To guarantee a consisten quality across all images, I placed the object on a electric turntable and put my iPhone on a tripod next to it.
The result with Polycam is surprisingly good even though Polycam uses only SfM and no LiDAR with the iPhone XS. Even details like the barrel of the rifle or the sword's blade are well reconstructed. Only small imperfections are visible at the horse's tail and at the bottom, where a part of the ground is visible:
COLMAP was fed with the same input images like Polycam. The resulting pointcloud and meshes have a much lower quality and more noise than the mesh Polycam generates, though.
The colored pointcloud, generated by COLMAP is quite noisy but still recognizable as the original object. Although, there is a black silhouette around the outer edge of the cloud, where COLMAP thought the black background is part of the object. These black artitifacs are also noticeable in the poisson mesh (see below).

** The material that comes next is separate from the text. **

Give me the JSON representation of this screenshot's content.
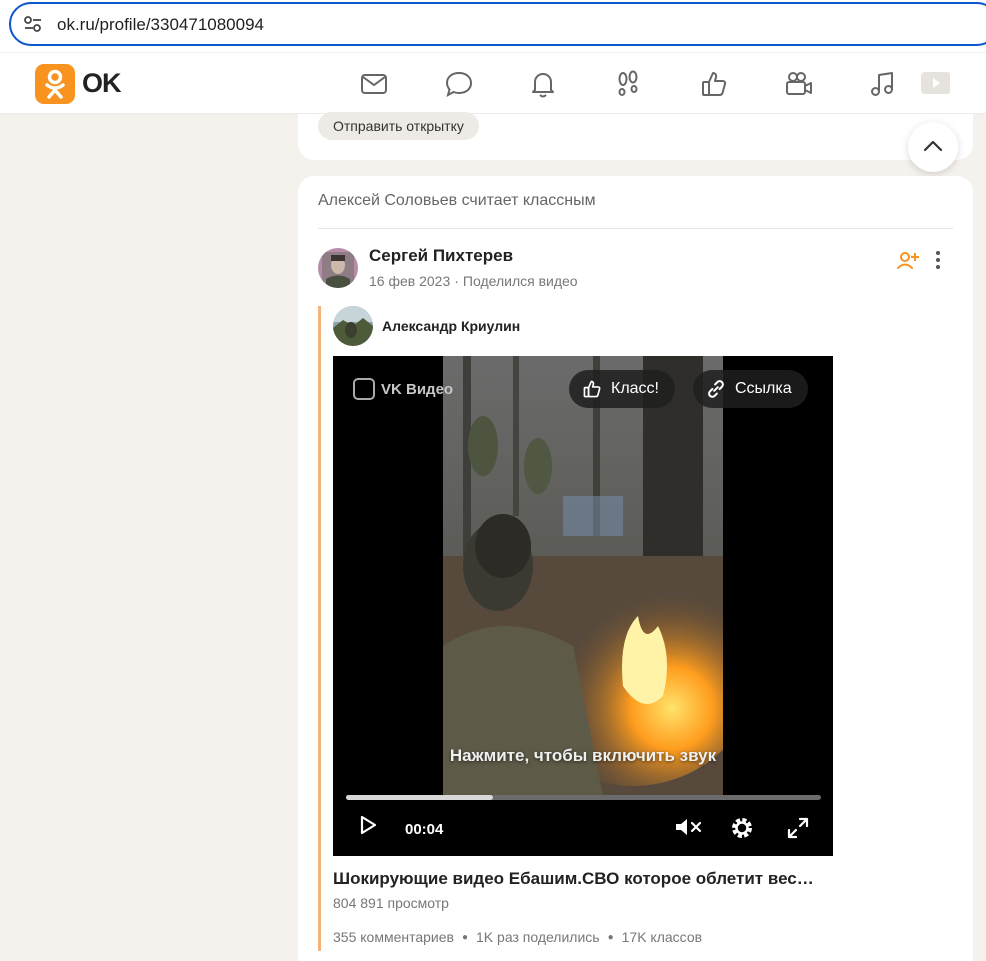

The result of the delaunay algorithm is very noisy and the shape of the object is very jittery. This is probably because of the noise of the Pointcloud. The delaunay algorithm is probably best used with very clean pointclouds.
The mesh generated by the poisson algorithm is the best result from COLMAP, even though it is not comparable to the mesh generated by Polycam, qualitywise. The mesh is smoother than delaunay's. In addition to that, it has black blobs around the outer edge, resulting from the black bits of the pointcloud (see above).
MASt3R's AI model gave the worst results of the methods I tested. When using the same input images as used in Polycam, it wasn't able to determine the camera positions at all. That was probably because I had the model on a turntable with the background visible. So the static background with the rotating model compromised the feature matching. Only after removing the background of each input image with meta's Segment Anything, I was able to generate a pointcloud that somewhat resembled the original model.
VGGT was the better AI model. With the same input images (removed background) as used in MASt3R, it gave a much better result, although not as good as in Polycam.
Do we still need COLMAP (feature detection) or are the AI models good enough?
At least with the dataset I used, I had much better results with Polycam (SfM, no LiDAR), than with the AI models MASt3R and VGGT. Keep in mind, that I don't know if Polycam only uses regular SfM like COLMAP does, or if they combine it with other methods or even AI. I also want to add that I used the Pro version of Polycam which costs around 200€ per year. So a better result than free software was expected.